It’s Not Over
As many of you may have heard, the Appeals Committee of the Accountability and Justice Commission (AJC) has deferred looking into the cases of the barred candidates until after the election. This decision has no legal standing, even though it is being celebrated by some DC analysts and, of course, the would-be beneficiaries of the decision. In the interest of not having you all scratching your heads as this decision gets overturned by the Higher Federal Court and the parliament (gathering for an emergency session on Sunday) in the next few days, let me explain the legality of what is happening:
-Article 49/3 of the Constitution says that the requirements for candidacy to the parliament shall be legislated by a law, and that law was the Elections Law of November 2005 (amended in late 2009). Article 6/2 of the old and amended Election Law states that a candidate for parliament cannot run if he or she is barred according to the legal frameworks of De-Ba’athification.
-The AJC law does not cover, in any of the language, the procedures for vetting candidates for parliament. Article 6 is tailored to address the Ba’athist and security backgrounds of state employees, and nowhere does it address candidates for public office.
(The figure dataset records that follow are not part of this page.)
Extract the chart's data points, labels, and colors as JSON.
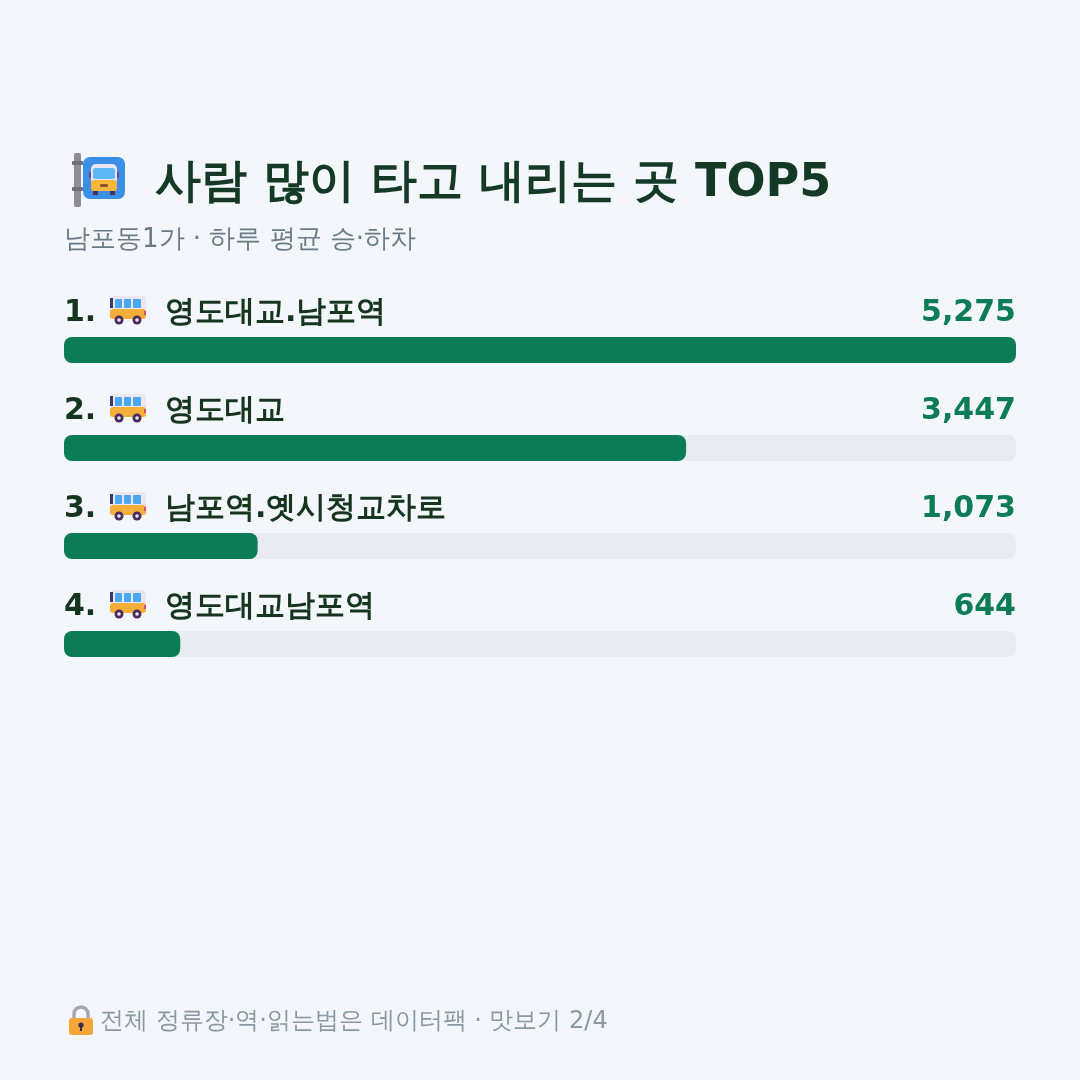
{
  "chart_data": {
    "type": "bar",
    "orientation": "horizontal",
    "title": "사람 많이 타고 내리는 곳 TOP5",
    "subtitle": "남포동1가 · 하루 평균 승·하차",
    "categories": [
      "1. 영도대교.남포역",
      "2. 영도대교",
      "3. 남포역.옛시청교차로",
      "4. 영도대교남포역"
    ],
    "values": [
      5275,
      3447,
      1073,
      644
    ],
    "value_labels": [
      "5,275",
      "3,447",
      "1,073",
      "644"
    ],
    "color": "#0b7c55",
    "xlim": [
      0,
      5275
    ],
    "tick_labels": "y",
    "annotations": [
      "전체 정류장·역·읽는법은 데이터팩 · 맛보기 2/4"
    ]
  }
}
-The Appeals Committee is part of the AJC law, and it can only adjudicate on the cases of state employees barred according to Article 6. It gives 30 days for the employee to file a case against dismissal procedures or the such, and must respond in 60 days. This is where the decision to postpone barring the candidates until after elections comes from, but it has no legal standing: the Appeals Committee cannot look into the cases of candidates for parliament since that is not in the wording of the law, even though it may be in the spirit of the law.
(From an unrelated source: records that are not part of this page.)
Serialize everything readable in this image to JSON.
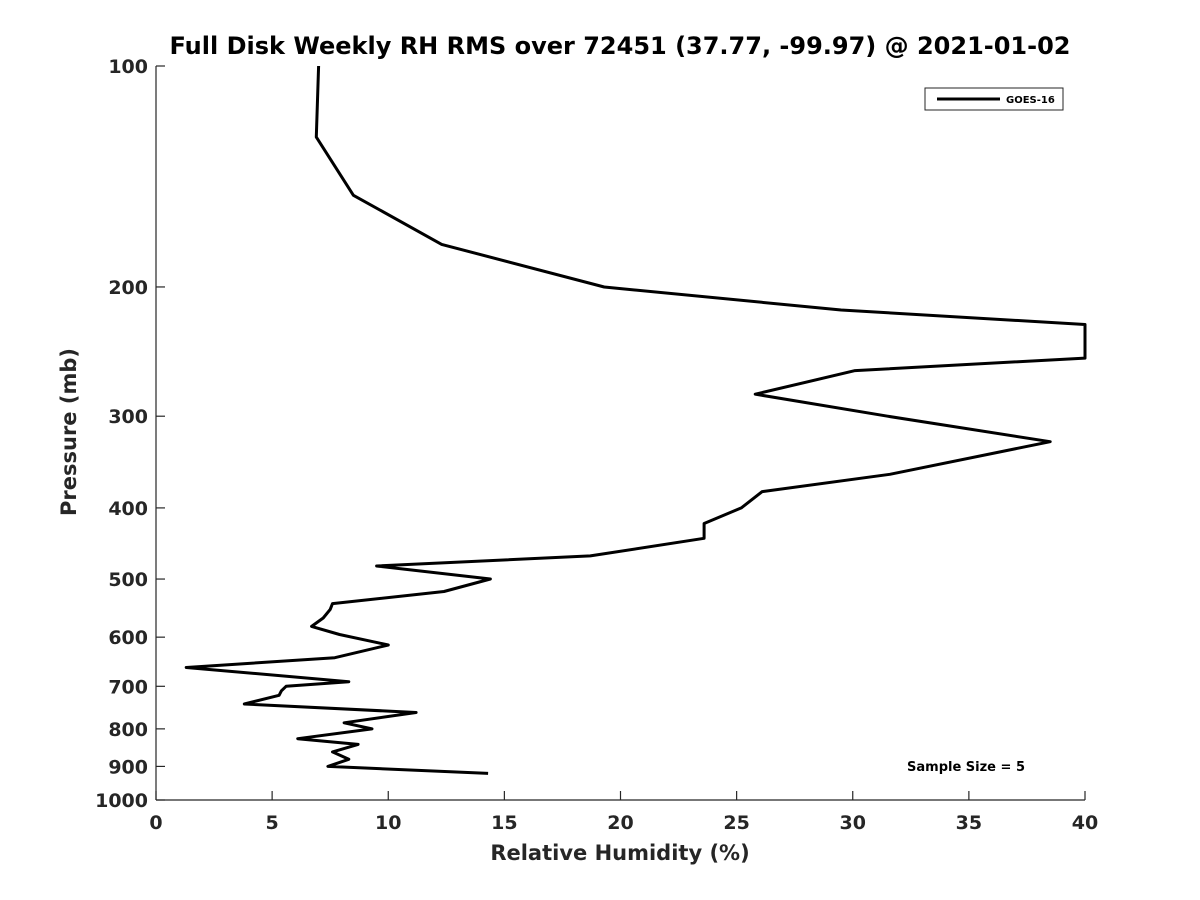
{
  "chart_data": {
    "type": "line",
    "title": "Full Disk Weekly RH RMS over 72451 (37.77, -99.97) @ 2021-01-02",
    "xlabel": "Relative Humidity (%)",
    "ylabel": "Pressure (mb)",
    "xlim": [
      0,
      40
    ],
    "ylim": [
      100,
      1000
    ],
    "y_scale": "log",
    "y_reversed": true,
    "x_ticks": [
      0,
      5,
      10,
      15,
      20,
      25,
      30,
      35,
      40
    ],
    "y_ticks": [
      100,
      200,
      300,
      400,
      500,
      600,
      700,
      800,
      900,
      1000
    ],
    "legend": {
      "placement": "top-right"
    },
    "annotation": "Sample Size = 5",
    "series": [
      {
        "name": "GOES-16",
        "color": "#000000",
        "x": [
          7.0,
          6.9,
          8.5,
          12.3,
          19.3,
          29.5,
          40.0,
          40.0,
          30.1,
          25.8,
          31.5,
          38.5,
          31.6,
          26.1,
          25.2,
          23.6,
          23.6,
          18.7,
          9.5,
          14.4,
          12.4,
          7.6,
          7.5,
          7.2,
          6.7,
          7.9,
          10.0,
          7.7,
          1.3,
          8.3,
          5.6,
          5.4,
          5.3,
          3.8,
          11.2,
          8.1,
          9.3,
          6.1,
          8.7,
          7.6,
          8.3,
          7.4,
          14.3
        ],
        "y": [
          100,
          125,
          150,
          175,
          200,
          215,
          225,
          250,
          260,
          280,
          300,
          325,
          360,
          380,
          400,
          420,
          440,
          465,
          480,
          500,
          520,
          540,
          550,
          565,
          580,
          595,
          615,
          640,
          660,
          690,
          700,
          710,
          720,
          740,
          760,
          785,
          800,
          825,
          840,
          860,
          880,
          900,
          920
        ]
      }
    ]
  }
}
-The Constitution trumps all other legal considerations, and it is very clear that it was meant to deny Ba’athists a return to public life. Since the AJC law does not give barred candidates any legal recourse, their only option is Article 165/6 of the Constitution that calls for forming a parliamentary committee to oversee and regulate the decisions of the De-Ba’athification Commission (and hence the AJC that replaced it on paper). This committee de-facto exists, and it is the De-Ba’athification Committee of the parliament that is headed by the hard line Sadrist, Falah Shanshal. By law, this is the only avenue available for appeals or to redress the decisions of the AJC as relates to candidates for parliament. The decisions of the committee can only be formalized by a simple majority vote in parliament.
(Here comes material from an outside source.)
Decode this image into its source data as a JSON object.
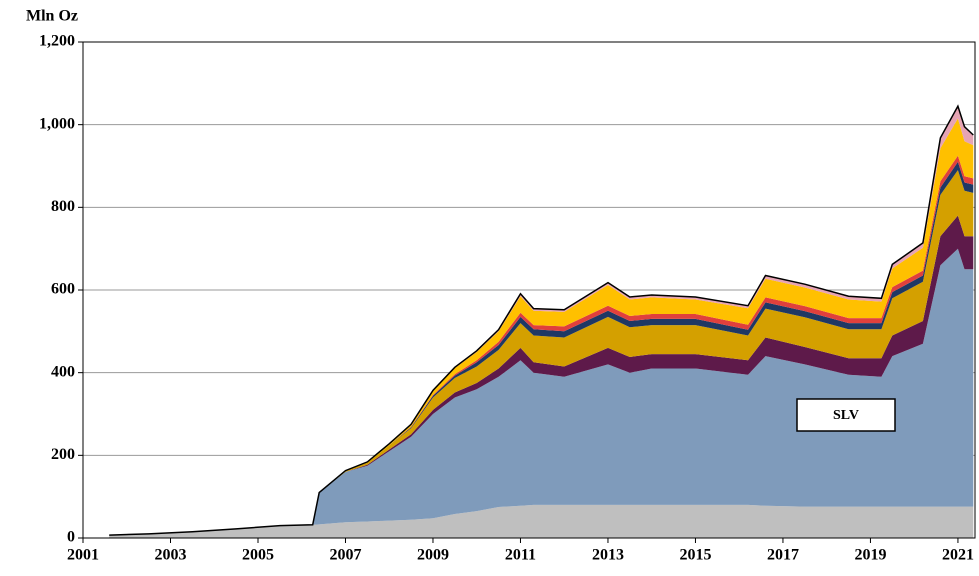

-Saleh al-Mutlag is clearly in violation of Article 7/1 of the Constitution for glorifying, propagating and generally being an apologist for the Ba’ath Party (defined by the AJC law as the one that took power in 1968, but in the Constitution as the one that ruled during the “Saddamist” era beginning in 1979 to 2003). However, Article 7/1 stipulates that this ban should be legislated by a distinct law, and such a law was never written, discussed and/or passed by parliament. So technically, Mutlag has not violated a law, even though he has violated the spirit of the Constitution. Article 8 of the AJC law addresses those who propagate for the Ba’ath but punishes only those (state employees) who were beneficiaries of the AJC law, and this again does not include al-Mutlag. So, he’s in the clear. But the only body, by law, that can judge that he hasn’t violated any laws is the parliamentary committee that I mentioned above, not the Appeals Committee.
I’m in Baghdad, which is nice and empty since millions seem to have strolled down to Karbala for the 40th Day Commemoration of Ashura. No traffic jams, no undue waits at checkpoints. Will try to write more about what I’m hearing.